Windows have hollow-moulded architraves and cyma-moulded hoodmoulds to those not
set below eaves; stone mullions, transoms to most windows; of 2 or 3 lights to
main elevations. East (entrance) elevation: central full-height gabled porch
dated "L/H/A 1897" having steps up to round-arched, nail-studded, panelled door
below canopy supported by columns and with ball-on-cushion finials; 3-light
window over has tripartite keystone in tympanum of segmental pediment. Bays 3
and 9 have embattled, 2-storey, projecting bays each with a 3-light
Perpendicular-style ground-floor window with decorative panel over, and a gabled
attic dormer, that to bay 9 with date "1669". Mullioned cellar windows to bays
8 and 10. Possibly added external stack between right-hand windows has offset
buttress and old brick chimney; other stacks to ridge, to rear roof line and at
left side. Ball finials to gables. Hipped roof. West (garden) elevation:
central full-height gabled porch with round archway to internal porch; "1535"

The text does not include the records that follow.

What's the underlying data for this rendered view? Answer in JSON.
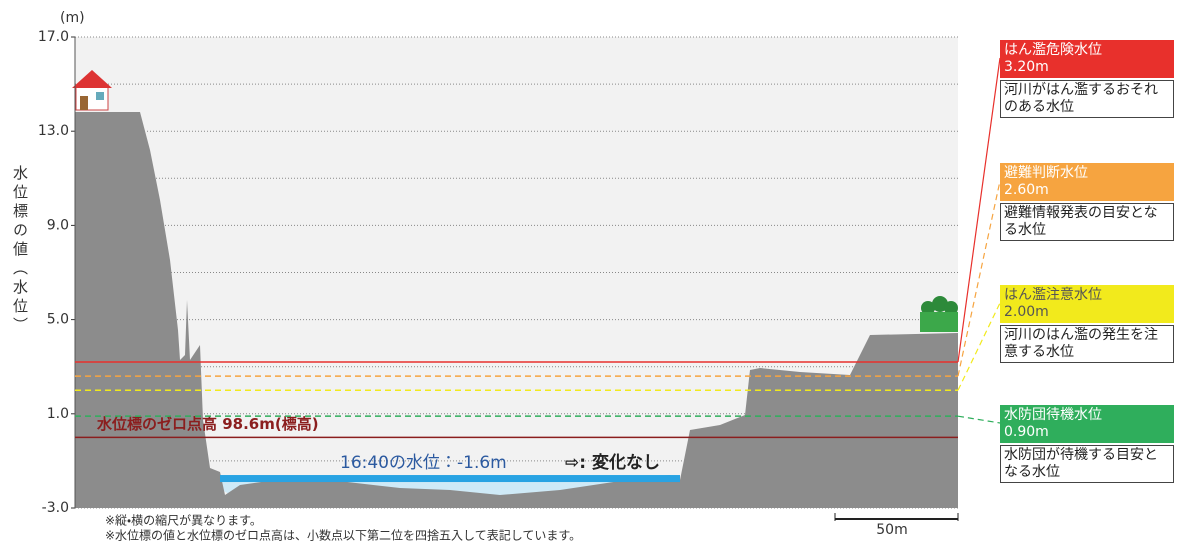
{
  "chart_data": {
    "type": "cross-section",
    "y_unit": "(m)",
    "y_label": "水位標の値（水位）",
    "ylim": [
      -3,
      17
    ],
    "yticks": [
      {
        "value": -3,
        "label": "-3.0"
      },
      {
        "value": 1,
        "label": "1.0"
      },
      {
        "value": 5,
        "label": "5.0"
      },
      {
        "value": 9,
        "label": "9.0"
      },
      {
        "value": 13,
        "label": "13.0"
      },
      {
        "value": 17,
        "label": "17.0"
      }
    ],
    "minor_yticks": [
      -1,
      3,
      7,
      11,
      15
    ],
    "grid": true,
    "levels": [
      {
        "name": "はん濫危険水位",
        "value": 3.2,
        "value_label": "3.20m",
        "description": "河川がはん濫するおそれのある水位",
        "color": "#e8302c",
        "text_color": "#ffffff",
        "style": "solid"
      },
      {
        "name": "避難判断水位",
        "value": 2.6,
        "value_label": "2.60m",
        "description": "避難情報発表の目安となる水位",
        "color": "#f6a440",
        "text_color": "#ffffff",
        "style": "dashed"
      },
      {
        "name": "はん濫注意水位",
        "value": 2.0,
        "value_label": "2.00m",
        "description": "河川のはん濫の発生を注意する水位",
        "color": "#f2ea1c",
        "text_color": "#555555",
        "style": "dashed"
      },
      {
        "name": "水防団待機水位",
        "value": 0.9,
        "value_label": "0.90m",
        "description": "水防団が待機する目安となる水位",
        "color": "#2fae5c",
        "text_color": "#ffffff",
        "style": "dashed"
      }
    ],
    "zero_line": {
      "value": 0,
      "label": "水位標のゼロ点高 98.6m(標高)",
      "color": "#8b1e1e"
    },
    "water": {
      "value": -1.6,
      "label": "16:40の水位：-1.6m",
      "change": "⇨: 変化なし",
      "color": "#29a3e3"
    },
    "scale_label": "50m",
    "notes": [
      "※縦・横の縮尺が異なります。",
      "※水位標の値と水位標のゼロ点高は、小数点以下第二位を四捨五入して表記しています。"
    ]
  }
}
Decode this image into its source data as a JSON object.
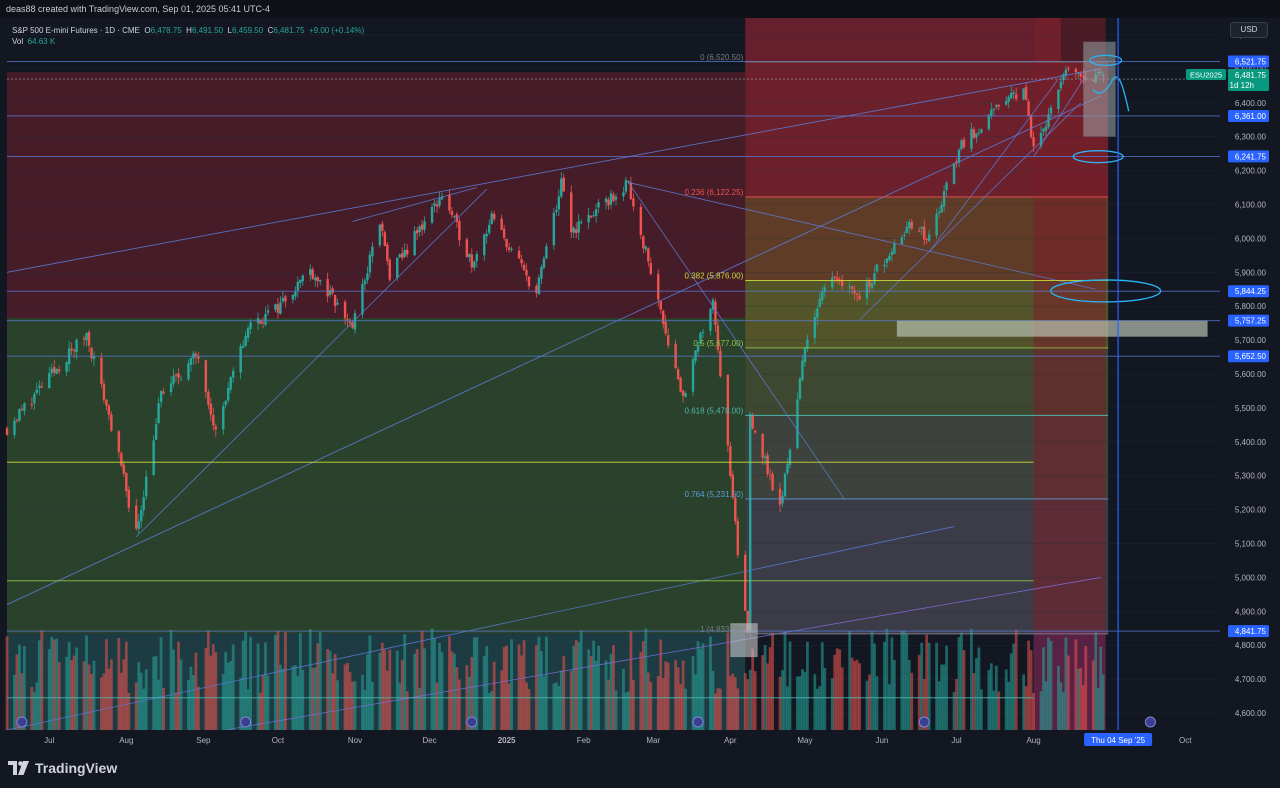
{
  "header": {
    "caption": "deas88 created with TradingView.com, Sep 01, 2025 05:41 UTC-4"
  },
  "legend": {
    "symbol": "S&P 500 E-mini Futures · 1D · CME",
    "open_label": "O",
    "open": "6,478.75",
    "high_label": "H",
    "high": "6,491.50",
    "low_label": "L",
    "low": "6,459.50",
    "close_label": "C",
    "close": "6,481.75",
    "change": "+9.00 (+0.14%)",
    "vol_label": "Vol",
    "vol": "64.63 K"
  },
  "currency_button": "USD",
  "brand": "TradingView",
  "colors": {
    "background": "#131722",
    "up": "#26a69a",
    "down": "#ef5350",
    "line": "#5b7bd6",
    "price_tag": "#2962ff",
    "annotation": "#29b6f6"
  },
  "chart_data": {
    "type": "candlestick",
    "title": "S&P 500 E-mini Futures",
    "interval": "1D",
    "exchange": "CME",
    "ylim": [
      4550,
      6650
    ],
    "y_ticks": [
      "6,600.00",
      "6,500.00",
      "6,400.00",
      "6,300.00",
      "6,200.00",
      "6,100.00",
      "6,000.00",
      "5,900.00",
      "5,800.00",
      "5,700.00",
      "5,600.00",
      "5,500.00",
      "5,400.00",
      "5,300.00",
      "5,200.00",
      "5,100.00",
      "5,000.00",
      "4,900.00",
      "4,800.00",
      "4,700.00",
      "4,600.00"
    ],
    "y_tick_values": [
      6600,
      6500,
      6400,
      6300,
      6200,
      6100,
      6000,
      5900,
      5800,
      5700,
      5600,
      5500,
      5400,
      5300,
      5200,
      5100,
      5000,
      4900,
      4800,
      4700,
      4600
    ],
    "x_ticks": [
      "Jul",
      "Aug",
      "Sep",
      "Oct",
      "Nov",
      "Dec",
      "2025",
      "Feb",
      "Mar",
      "Apr",
      "May",
      "Jun",
      "Jul",
      "Aug",
      "Sep",
      "Oct"
    ],
    "x_tick_dates": [
      "2024-07-01",
      "2024-08-01",
      "2024-09-01",
      "2024-10-01",
      "2024-11-01",
      "2024-12-01",
      "2025-01-01",
      "2025-02-01",
      "2025-03-01",
      "2025-04-01",
      "2025-05-01",
      "2025-06-01",
      "2025-07-01",
      "2025-08-01",
      "2025-09-01",
      "2025-10-01"
    ],
    "x_range": [
      "2024-06-14",
      "2025-10-15"
    ],
    "cursor_label": "Thu 04 Sep '25",
    "cursor_date": "2025-09-04",
    "price_levels": [
      {
        "value": 6521.75,
        "label": "6,521.75"
      },
      {
        "value": 6361.0,
        "label": "6,361.00"
      },
      {
        "value": 6241.75,
        "label": "6,241.75"
      },
      {
        "value": 5844.25,
        "label": "5,844.25"
      },
      {
        "value": 5757.25,
        "label": "5,757.25"
      },
      {
        "value": 5652.5,
        "label": "5,652.50"
      },
      {
        "value": 4841.75,
        "label": "4,841.75"
      }
    ],
    "last_price": {
      "symbol": "ESU2025",
      "value": 6481.75,
      "label": "6,481.75",
      "countdown": "1d 12h"
    },
    "fib_levels": [
      {
        "ratio_label": "0",
        "value": 6520.5,
        "text": "0 (6,520.50)"
      },
      {
        "ratio_label": "0.236",
        "value": 6122.25,
        "text": "0.236 (6,122.25)"
      },
      {
        "ratio_label": "0.382",
        "value": 5876.0,
        "text": "0.382 (5,876.00)"
      },
      {
        "ratio_label": "0.5",
        "value": 5677.0,
        "text": "0.5 (5,677.00)"
      },
      {
        "ratio_label": "0.618",
        "value": 5478.0,
        "text": "0.618 (5,478.00)"
      },
      {
        "ratio_label": "0.764",
        "value": 5231.5,
        "text": "0.764 (5,231.50)"
      },
      {
        "ratio_label": "1",
        "value": 4833.5,
        "text": "1 (4,833.50)"
      }
    ],
    "anchors": [
      {
        "date": "2024-06-14",
        "close": 5440
      },
      {
        "date": "2024-07-16",
        "close": 5720
      },
      {
        "date": "2024-07-25",
        "close": 5480
      },
      {
        "date": "2024-08-05",
        "close": 5130
      },
      {
        "date": "2024-08-15",
        "close": 5540
      },
      {
        "date": "2024-08-30",
        "close": 5660
      },
      {
        "date": "2024-09-06",
        "close": 5430
      },
      {
        "date": "2024-09-19",
        "close": 5740
      },
      {
        "date": "2024-09-30",
        "close": 5790
      },
      {
        "date": "2024-10-14",
        "close": 5910
      },
      {
        "date": "2024-10-31",
        "close": 5740
      },
      {
        "date": "2024-11-11",
        "close": 6050
      },
      {
        "date": "2024-11-15",
        "close": 5890
      },
      {
        "date": "2024-12-06",
        "close": 6130
      },
      {
        "date": "2024-12-18",
        "close": 5930
      },
      {
        "date": "2024-12-26",
        "close": 6060
      },
      {
        "date": "2025-01-13",
        "close": 5840
      },
      {
        "date": "2025-01-23",
        "close": 6160
      },
      {
        "date": "2025-01-27",
        "close": 6020
      },
      {
        "date": "2025-02-19",
        "close": 6160
      },
      {
        "date": "2025-03-13",
        "close": 5530
      },
      {
        "date": "2025-03-25",
        "close": 5830
      },
      {
        "date": "2025-04-04",
        "close": 5070
      },
      {
        "date": "2025-04-08",
        "close": 4840
      },
      {
        "date": "2025-04-09",
        "close": 5480
      },
      {
        "date": "2025-04-21",
        "close": 5200
      },
      {
        "date": "2025-05-02",
        "close": 5720
      },
      {
        "date": "2025-05-12",
        "close": 5900
      },
      {
        "date": "2025-05-23",
        "close": 5830
      },
      {
        "date": "2025-06-11",
        "close": 6040
      },
      {
        "date": "2025-06-20",
        "close": 6000
      },
      {
        "date": "2025-07-03",
        "close": 6280
      },
      {
        "date": "2025-07-28",
        "close": 6450
      },
      {
        "date": "2025-08-01",
        "close": 6260
      },
      {
        "date": "2025-08-14",
        "close": 6490
      },
      {
        "date": "2025-08-22",
        "close": 6480
      },
      {
        "date": "2025-08-29",
        "close": 6481.75
      }
    ]
  }
}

datestone and some 1-light windows at left end; at right end a wide opening with
central column to 1st-floor loggia; 2 hipped-roofed dormers. Right return:
three 4-light windows to each floor; blocked 3-light cellar windows to left and
right; 3 buttresses with offsets and stones inscribed: "SS/1666" to left,
"LLH/&/ALH" to centre, and "LH/1891" to right. Left return: on left, 3-bay
hipped-roofed projection with 3 rusticated round-arched openings to ground floor
and 2-columned loggia on 1st floor, the doors and windows with small-paned
glazing. Interior: principal features of interest are in the earlier, northern,
part. Ground floor: rear right-hand room has stone Tudor-arched fireplace with
leafy spandrels, "1535" datestone and similarly-dated moulded wooden cornice,
nail-studded panelled doors with raised lozenges and elaborately-decorated
architraves; similar fireplaces in hall and in front right-hand room, which also
has C16-style panelling; rear range at left end has old inglenook fireplace
(with panelled surround of 1908); C19 stair in C17 style. 1st floor: front
range has jewelled wall posts supporting large-scantling cross-beams with
stepped, cyma stops; right range has moulded stone Tudor-arched fireplate to
rear room; rear range has large-scantling chamfered beams with pyramidal, cyma
stops; left range has a corniced hollow-moulded 1-light window in formerly
external wall. Roof: collared principal rafter trusses; bridle-jointed rafters;
chamfered butt purlins staggered in right range, left end of rear range formerly
hipped; rafters formerly between rear range and left range removed, indicating
different building phases. The original house was built for the Fowles family,
who made their wealth in the iron industry. The architectural design of the
house is carried on in its garden setting also designed by Inigo Thomas, and
listed Grade II* in the Register of Historic Parks and Gardens of Special
Interest. Country Lift Vol 26 (August 14th 1909), pp. 228-236.
Architectural Review, Vol 34 (1913), pp 19-20.

Listing NGR: TQ5429128983

This text is from the original listing, and may not necessarily reflect the current setting of the building.